Venhaus decided to leave the stand and get a head start back to his four-wheeler. As he began unloading his shotgun, he spotted a doe out of the corner of his eye. But the doe spotted Venhaus and ran. Then his luck changed.

"I looked a little closer at the spot where I first spotted the doe and I could make out the antlers of another deer bedded in the brush," he said. "I couldn't see the entire body, but the rack alone made me realize that he was big."

The deer was about 50 yards away and Venhaus slowly loaded a shell into his shotgun, trying not to make too much noise.

"When the chamber closed, it startled the deer and he got up," he said. "I aimed as quickly as possible, but when I went to pull the trigger, wouldn't you know it, the safety was still on. I quickly aimed a second time and slowly pulled the trigger."

The shot knocked the deer down but didn't kill it. Venhaus could hear the animal moving around in the brush, trying to get back up. He loaded another shell and waited to see if the deer would get up. When it did, he fired a second, lethal, shot.

"Who knows how long the two deer were there," Venhaus said. "I guess when I ejected the shells, the doe heard it and took off running. I thought the buck was going to get up and take off, too, but he didn't. He just laid there. I was lucky to get a shot off."

Venhaus waited in his stand for a little bit before getting down. His brothers heard the shooting and came over to see if he had gotten anything.

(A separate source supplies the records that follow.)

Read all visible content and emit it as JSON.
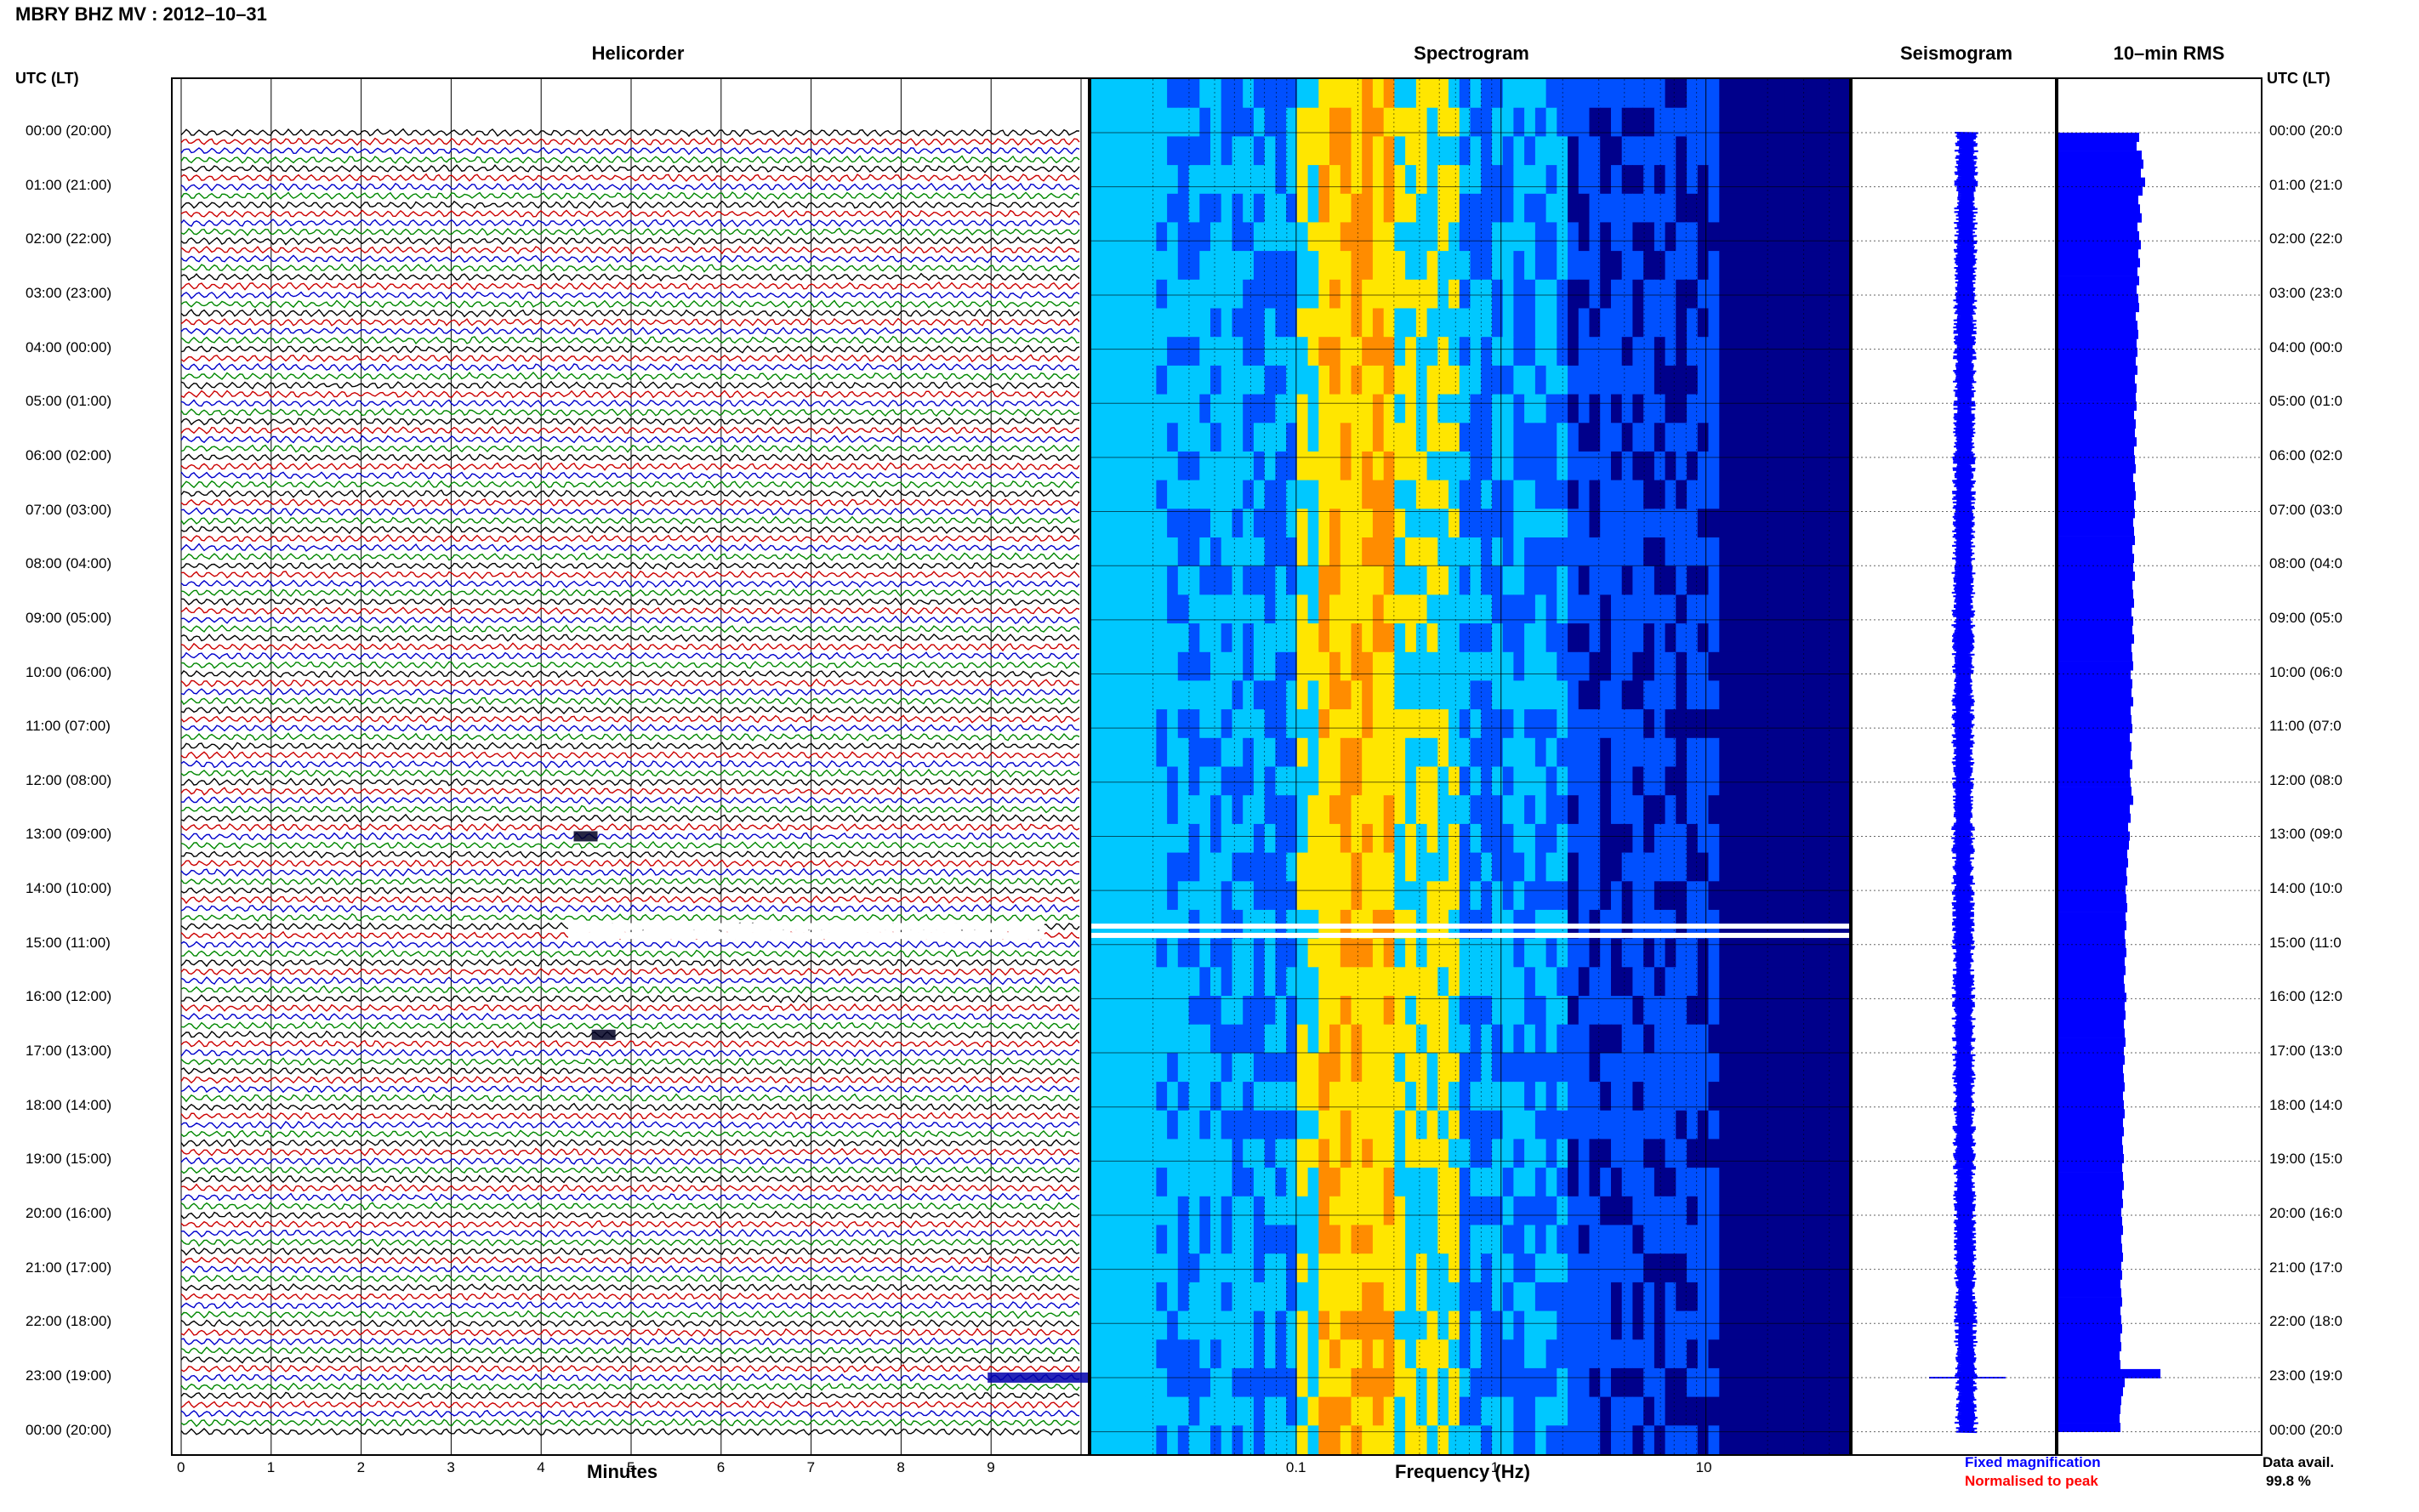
{
  "header": {
    "title": "MBRY BHZ MV : 2012–10–31"
  },
  "columns": {
    "helicorder": "Helicorder",
    "spectrogram": "Spectrogram",
    "seismogram": "Seismogram",
    "rms": "10–min RMS"
  },
  "axes": {
    "left_head": "UTC (LT)",
    "right_head": "UTC (LT)",
    "minutes_label": "Minutes",
    "frequency_label": "Frequency (Hz)",
    "minute_ticks": [
      "0",
      "1",
      "2",
      "3",
      "4",
      "5",
      "6",
      "7",
      "8",
      "9"
    ],
    "frequency_ticks": [
      "0.1",
      "1",
      "10"
    ]
  },
  "hour_labels_left": [
    "00:00 (20:00)",
    "01:00 (21:00)",
    "02:00 (22:00)",
    "03:00 (23:00)",
    "04:00 (00:00)",
    "05:00 (01:00)",
    "06:00 (02:00)",
    "07:00 (03:00)",
    "08:00 (04:00)",
    "09:00 (05:00)",
    "10:00 (06:00)",
    "11:00 (07:00)",
    "12:00 (08:00)",
    "13:00 (09:00)",
    "14:00 (10:00)",
    "15:00 (11:00)",
    "16:00 (12:00)",
    "17:00 (13:00)",
    "18:00 (14:00)",
    "19:00 (15:00)",
    "20:00 (16:00)",
    "21:00 (17:00)",
    "22:00 (18:00)",
    "23:00 (19:00)",
    "00:00 (20:00)"
  ],
  "hour_labels_right": [
    "00:00 (20:0",
    "01:00 (21:0",
    "02:00 (22:0",
    "03:00 (23:0",
    "04:00 (00:0",
    "05:00 (01:0",
    "06:00 (02:0",
    "07:00 (03:0",
    "08:00 (04:0",
    "09:00 (05:0",
    "10:00 (06:0",
    "11:00 (07:0",
    "12:00 (08:0",
    "13:00 (09:0",
    "14:00 (10:0",
    "15:00 (11:0",
    "16:00 (12:0",
    "17:00 (13:0",
    "18:00 (14:0",
    "19:00 (15:0",
    "20:00 (16:0",
    "21:00 (17:0",
    "22:00 (18:0",
    "23:00 (19:0",
    "00:00 (20:0"
  ],
  "legend": {
    "fixed": "Fixed magnification",
    "normalised": "Normalised to peak",
    "fixed_color": "#0000ff",
    "normalised_color": "#ff0000"
  },
  "data_avail": {
    "label": "Data avail.",
    "value": "99.8 %"
  },
  "chart_data": [
    {
      "type": "line",
      "title": "Helicorder",
      "xlabel": "Minutes",
      "xlim": [
        0,
        10
      ],
      "rows_per_hour": 6,
      "trace_colors": [
        "#000000",
        "#cc0000",
        "#0000cc",
        "#008800"
      ],
      "events": [
        {
          "utc": "13:00",
          "minute": 4.4
        },
        {
          "utc": "16:40",
          "minute": 4.6
        },
        {
          "utc": "23:00",
          "minute": 9.0
        }
      ],
      "gap_rows": [
        "14:40",
        "14:50"
      ]
    },
    {
      "type": "heatmap",
      "title": "Spectrogram",
      "xlabel": "Frequency (Hz)",
      "x_scale": "log",
      "xlim": [
        0.01,
        50
      ],
      "colormap": [
        "#00008b",
        "#0050ff",
        "#00c8ff",
        "#ffe600",
        "#ff8c00"
      ],
      "peak_band_hz": [
        0.13,
        0.3
      ]
    },
    {
      "type": "line",
      "title": "Seismogram",
      "color": "#0000ff"
    },
    {
      "type": "bar",
      "title": "10–min RMS",
      "orientation": "horizontal",
      "color": "#0000ff",
      "values": [
        0.95,
        0.92,
        0.98,
        1.0,
        0.97,
        1.02,
        0.99,
        0.94,
        0.96,
        0.98,
        0.93,
        0.95,
        0.97,
        0.94,
        0.96,
        0.93,
        0.95,
        0.92,
        0.94,
        0.95,
        0.91,
        0.93,
        0.94,
        0.92,
        0.93,
        0.91,
        0.93,
        0.9,
        0.92,
        0.91,
        0.92,
        0.89,
        0.91,
        0.9,
        0.92,
        0.89,
        0.9,
        0.91,
        0.88,
        0.9,
        0.91,
        0.89,
        0.9,
        0.88,
        0.89,
        0.9,
        0.87,
        0.89,
        0.88,
        0.9,
        0.87,
        0.88,
        0.89,
        0.86,
        0.88,
        0.87,
        0.89,
        0.86,
        0.87,
        0.88,
        0.85,
        0.87,
        0.86,
        0.88,
        0.85,
        0.86,
        0.87,
        0.84,
        0.86,
        0.85,
        0.87,
        0.84,
        0.85,
        0.86,
        0.88,
        0.84,
        0.85,
        0.82,
        0.84,
        0.83,
        0.81,
        0.82,
        0.8,
        0.81,
        0.79,
        0.8,
        0.81,
        0.79,
        0.8,
        0.78,
        0.79,
        0.8,
        0.78,
        0.79,
        0.77,
        0.78,
        0.8,
        0.78,
        0.79,
        0.77,
        0.78,
        0.79,
        0.77,
        0.78,
        0.76,
        0.77,
        0.78,
        0.76,
        0.77,
        0.78,
        0.76,
        0.77,
        0.75,
        0.76,
        0.77,
        0.75,
        0.76,
        0.77,
        0.75,
        0.76,
        0.74,
        0.75,
        0.76,
        0.74,
        0.75,
        0.76,
        0.74,
        0.75,
        0.73,
        0.74,
        0.75,
        0.73,
        0.74,
        0.75,
        0.73,
        0.74,
        0.72,
        0.73,
        1.2,
        0.78,
        0.76,
        0.74,
        0.73,
        0.72,
        0.73
      ]
    }
  ]
}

"All three of us walked over to the brushy area where I shot and saw the full body and rack for the first time," Venhaus remembered. "It was a lot bigger than I expected."

Venhaus knew the buck was big, but he hadn't realized exactly how big.

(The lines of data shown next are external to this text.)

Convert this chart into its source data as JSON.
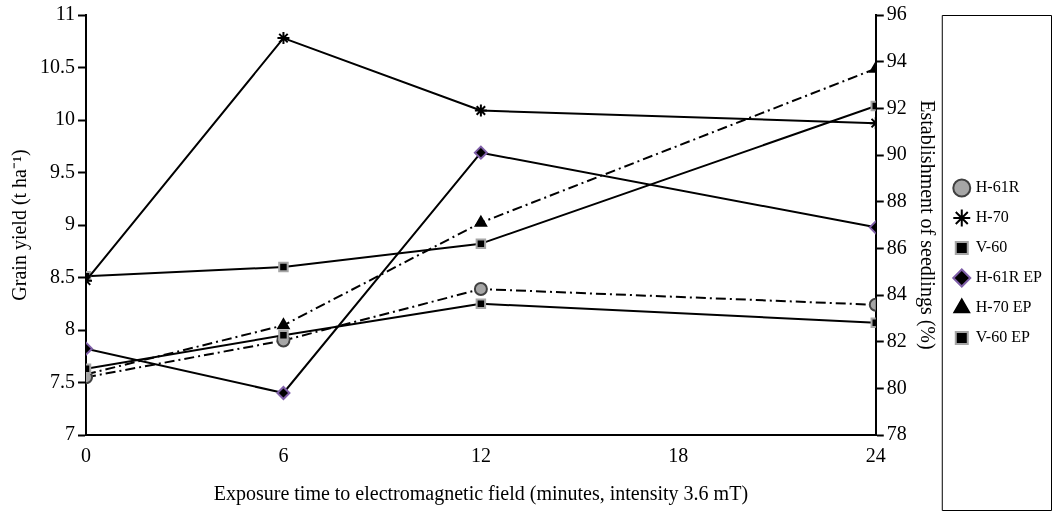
{
  "chart_data": {
    "type": "line",
    "xlabel": "Exposure time to electromagnetic field (minutes, intensity 3.6 mT)",
    "ylabel": "Grain yield (t ha⁻¹)",
    "y2label": "Establishment of seedlings (%)",
    "x": [
      0,
      6,
      12,
      24
    ],
    "xlim": [
      0,
      24
    ],
    "xticks": [
      0,
      6,
      12,
      18,
      24
    ],
    "ylim": [
      7,
      11
    ],
    "yticks": [
      7,
      7.5,
      8,
      8.5,
      9,
      9.5,
      10,
      10.5,
      11
    ],
    "y2lim": [
      78,
      96
    ],
    "y2ticks": [
      78,
      80,
      82,
      84,
      86,
      88,
      90,
      92,
      94,
      96
    ],
    "grid": false,
    "legend": "right",
    "series": [
      {
        "name": "H-61R",
        "color": "#000000",
        "marker": "circle",
        "line_style": "dashed",
        "values": [
          7.55,
          7.9,
          8.39,
          8.24
        ]
      },
      {
        "name": "H-70",
        "color": "#000000",
        "marker": "cross",
        "line_style": "solid",
        "values": [
          8.47,
          10.78,
          10.09,
          9.97
        ]
      },
      {
        "name": "V-60",
        "color": "#000000",
        "marker": "square",
        "line_style": "solid",
        "values": [
          7.63,
          7.95,
          8.25,
          8.07
        ]
      },
      {
        "name": "H-61R EP",
        "color": "#000000",
        "marker": "diamond",
        "line_style": "solid",
        "axis": "y2",
        "values": [
          81.7,
          79.8,
          90.1,
          86.9
        ]
      },
      {
        "name": "H-70 EP",
        "color": "#000000",
        "marker": "triangle",
        "line_style": "dashed",
        "axis": "y2",
        "values": [
          80.6,
          82.7,
          87.1,
          93.7
        ]
      },
      {
        "name": "V-60 EP",
        "color": "#000000",
        "marker": "square",
        "line_style": "solid",
        "axis": "y2",
        "values": [
          84.8,
          85.2,
          86.2,
          92.1
        ]
      }
    ]
  }
}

"The first time I saw the entire rack was when my brothers and I walked up," he said. "My brother, Adam, kept saying, 'Holy (expletive), that is one big damn deer.' It was pretty funny after he said it several times. He started counting the points right away too."

And there were plenty of points to count -- 29 to be exact. The incredible buck sported 17 abnormal points on its 6x6 frame, 42 5/8 inches of extra bone. The mass was pretty incredible too, with each base measuring 6 2/8 inches The buck's final net score was a whopping 224 6/8 inches, good enough for second place in the biggest non-typical gun kill category at the 2008 Illinois Deer & Turkey Classic held in Bloomington in February. The only buck bigger was Marty Sharp's 238 7/8 inch behemoth from Knox County.

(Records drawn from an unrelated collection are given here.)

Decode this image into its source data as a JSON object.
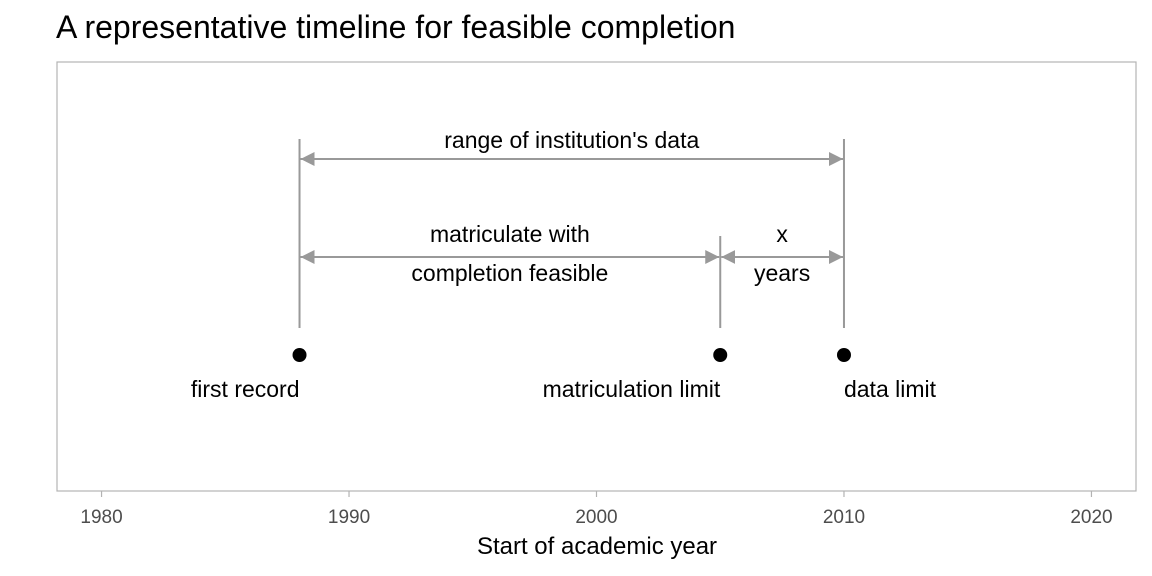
{
  "chart_data": {
    "type": "scatter",
    "title": "A representative timeline for feasible completion",
    "xlabel": "Start of academic year",
    "ylabel": "",
    "xlim": [
      1978.2,
      2021.8
    ],
    "x_ticks": [
      1980,
      1990,
      2000,
      2010,
      2020
    ],
    "grid": false,
    "colors": {
      "point": "#000000",
      "spans": "#999999",
      "frame": "#b3b3b3",
      "tick_text": "#4d4d4d"
    },
    "points": [
      {
        "x": 1988,
        "label": "first record"
      },
      {
        "x": 2005,
        "label": "matriculation limit"
      },
      {
        "x": 2010,
        "label": "data limit"
      }
    ],
    "vertical_markers": [
      1988,
      2005,
      2010
    ],
    "spans": [
      {
        "from": 1988,
        "to": 2010,
        "label": "range of institution's data"
      },
      {
        "from": 1988,
        "to": 2005,
        "label_lines": [
          "matriculate with",
          "completion feasible"
        ]
      },
      {
        "from": 2005,
        "to": 2010,
        "label_lines": [
          "x",
          "years"
        ]
      }
    ]
  }
}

Venhaus said he would never forget the moments he shared with his brothers when they walked up to the huge buck.

The buck's final net score was a whopping 224 6/8 inches, good enough for second place in the non-typical gun kill category at the Illinois Deer &Turkey Classic.

"My brothers were so excited for me, I couldn't believe their eyes," he said. "I was soaking up the joy and excitement as well, but I would rather have seen one of my brothers shoot the deer than me. I'm not as avid a hunter as they are."

Although sharing the experience with his brothers was unforgettable, only one thing would have made it better.

"The number one thing I wish I could change would have been for my dad to have been there to see it," he said. "He's the one who taught my brothers and me everything we know about hunting and firearms safety. He's the one who got us started hunting 16 years ago. He always wanted to see us boys shoot a big deer and he would actually pass on bucks hoping they would walk past his boys' stands. He always wanted to see his boys achieve first, then everything else took second course. If it weren't for him, I would have never hunted and never had the opportunity to shoot the buck. He was a great man and I miss him. I hope I can fill half the shoes as my father throughout my life."